Reality ain't like that. Devs are being asked for more and more and if someone is a full-stack developer by today's definition, there's zero chance that they have a vested interest in all of the facets of their job. The age of geeky specialists has died and the age of jacks of all trades has begun. And it's made us all a bit more depressed. But let's look on the bright side, our knowledge is broader. We are those people who can build a house from scratch (the Amish?). It's just that we don't do it with the same level of enthusiasm that people had when they specialized in the technologies that they were interested in.
There seems to be an atmosphere, a kind of expectation that developers have to be excited about the technologies that they're working with and if they aren't then they must be working solely for the money.

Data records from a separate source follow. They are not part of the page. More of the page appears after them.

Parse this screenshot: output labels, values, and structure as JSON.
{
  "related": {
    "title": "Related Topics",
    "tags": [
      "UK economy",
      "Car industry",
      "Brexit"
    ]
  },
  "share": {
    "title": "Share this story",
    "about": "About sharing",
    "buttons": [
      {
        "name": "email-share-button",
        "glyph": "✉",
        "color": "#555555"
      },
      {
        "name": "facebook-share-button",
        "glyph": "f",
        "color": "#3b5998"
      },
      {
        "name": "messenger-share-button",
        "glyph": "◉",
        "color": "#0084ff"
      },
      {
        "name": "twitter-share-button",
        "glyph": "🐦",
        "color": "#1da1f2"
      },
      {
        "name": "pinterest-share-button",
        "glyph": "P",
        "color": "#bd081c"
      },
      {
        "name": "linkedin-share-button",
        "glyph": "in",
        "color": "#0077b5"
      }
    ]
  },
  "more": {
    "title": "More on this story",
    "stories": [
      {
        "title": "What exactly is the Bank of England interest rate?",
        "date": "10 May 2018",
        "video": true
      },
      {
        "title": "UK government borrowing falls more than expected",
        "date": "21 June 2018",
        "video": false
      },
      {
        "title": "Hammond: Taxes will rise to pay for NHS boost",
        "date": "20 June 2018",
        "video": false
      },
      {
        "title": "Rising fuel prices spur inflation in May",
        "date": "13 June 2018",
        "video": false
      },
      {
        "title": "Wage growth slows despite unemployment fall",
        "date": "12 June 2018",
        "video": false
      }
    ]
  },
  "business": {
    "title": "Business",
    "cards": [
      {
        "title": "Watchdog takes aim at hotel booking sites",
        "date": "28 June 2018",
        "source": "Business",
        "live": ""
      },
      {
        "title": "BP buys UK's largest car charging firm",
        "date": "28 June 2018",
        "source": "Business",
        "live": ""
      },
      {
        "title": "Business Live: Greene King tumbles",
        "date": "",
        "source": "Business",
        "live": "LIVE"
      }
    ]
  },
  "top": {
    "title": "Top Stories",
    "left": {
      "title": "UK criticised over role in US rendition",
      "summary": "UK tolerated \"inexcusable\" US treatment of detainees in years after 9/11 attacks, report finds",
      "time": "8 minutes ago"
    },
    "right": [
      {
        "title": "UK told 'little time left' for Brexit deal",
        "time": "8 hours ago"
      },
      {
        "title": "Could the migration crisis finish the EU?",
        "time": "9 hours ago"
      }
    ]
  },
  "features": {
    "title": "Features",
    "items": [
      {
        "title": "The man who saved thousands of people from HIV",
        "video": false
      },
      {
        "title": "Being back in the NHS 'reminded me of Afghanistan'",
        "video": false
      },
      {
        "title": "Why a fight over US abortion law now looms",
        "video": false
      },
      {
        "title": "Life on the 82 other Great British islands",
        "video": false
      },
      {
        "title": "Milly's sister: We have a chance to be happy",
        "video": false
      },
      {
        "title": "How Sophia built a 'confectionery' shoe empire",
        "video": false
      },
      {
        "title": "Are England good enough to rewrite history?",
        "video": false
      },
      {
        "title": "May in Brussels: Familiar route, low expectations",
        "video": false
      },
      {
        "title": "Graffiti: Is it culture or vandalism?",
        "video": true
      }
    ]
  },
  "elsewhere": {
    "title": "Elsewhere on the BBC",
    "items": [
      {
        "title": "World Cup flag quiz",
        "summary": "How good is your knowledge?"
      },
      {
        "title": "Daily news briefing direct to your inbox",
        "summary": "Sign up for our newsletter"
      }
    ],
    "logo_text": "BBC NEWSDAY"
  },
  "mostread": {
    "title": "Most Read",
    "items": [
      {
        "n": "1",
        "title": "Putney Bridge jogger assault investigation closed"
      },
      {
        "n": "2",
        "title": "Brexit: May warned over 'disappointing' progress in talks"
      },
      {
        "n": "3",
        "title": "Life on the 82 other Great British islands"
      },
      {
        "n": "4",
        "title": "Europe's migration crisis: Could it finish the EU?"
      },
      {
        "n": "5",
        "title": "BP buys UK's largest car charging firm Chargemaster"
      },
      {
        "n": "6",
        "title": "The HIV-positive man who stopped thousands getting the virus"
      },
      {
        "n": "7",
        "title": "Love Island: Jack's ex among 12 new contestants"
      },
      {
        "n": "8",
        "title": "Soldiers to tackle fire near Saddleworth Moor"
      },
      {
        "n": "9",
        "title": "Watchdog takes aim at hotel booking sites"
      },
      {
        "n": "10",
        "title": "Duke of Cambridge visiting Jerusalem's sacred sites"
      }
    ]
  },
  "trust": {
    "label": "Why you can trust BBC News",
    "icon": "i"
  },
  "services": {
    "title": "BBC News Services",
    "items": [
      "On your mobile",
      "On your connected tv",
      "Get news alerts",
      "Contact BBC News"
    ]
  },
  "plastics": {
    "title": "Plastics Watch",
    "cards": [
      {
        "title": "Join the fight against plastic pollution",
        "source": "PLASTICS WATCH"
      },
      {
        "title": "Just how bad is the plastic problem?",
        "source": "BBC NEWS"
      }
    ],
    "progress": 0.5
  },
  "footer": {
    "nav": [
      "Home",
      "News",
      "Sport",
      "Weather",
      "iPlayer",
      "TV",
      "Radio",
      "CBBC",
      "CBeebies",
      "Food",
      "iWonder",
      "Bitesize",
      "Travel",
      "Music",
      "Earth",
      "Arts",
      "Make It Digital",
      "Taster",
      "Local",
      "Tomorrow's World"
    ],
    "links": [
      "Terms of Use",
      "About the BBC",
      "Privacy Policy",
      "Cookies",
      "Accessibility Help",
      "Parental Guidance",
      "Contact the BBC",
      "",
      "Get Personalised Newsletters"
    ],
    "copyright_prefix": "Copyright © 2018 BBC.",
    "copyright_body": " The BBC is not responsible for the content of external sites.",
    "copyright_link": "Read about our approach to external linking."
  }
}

I not only disagree with that but I'll go further and say that if you're a full-stack dev who's interested in every part of your job you are either working on a very trivial project, working for a company that barely places any expectations on you, or have been working on the same project for so long that you can recite lines from its codebase better than my grandma can recite the bible. In either of those cases, comfort is what drove you to being content, and the comfort zone isn't quite where knowledge grows and flourishes.
So let me be the first to open up about pet peeves. I hate most aspects of DevOps. Whether it's fiddling with nginx/IIS or wrestling with environment-related bugs, it's not my thing. Azure and its immense collection of proprietary tools is also a never-ending source of annoyance for me. (Anyone who yelled "Docker!" whilst reading these last few sentences has probably never worked on a big enough project.) With that being said, I don't seek to avoid either of those. Because not every skill you're gonna need in this trade will be one that catches your fancy. Know any devs who like unit testing? Didn't think so. Most developers learn unit testing at work because they never found it interesting enough to play with at home. So is it boring? Yes. Is it one of the pillars of software quality? Also yes.
Many things that most people might not like are quite important in this profession. If you keep reading about and working on only the things that you like you're basically placing yourself in a bubble of comfort that will stifle your growth as a developer. Which is where this post's title stems from. Doing what you like is great for motivation, but a balanced diet of things that you don't like is imperative for achieving real, meaningful experience.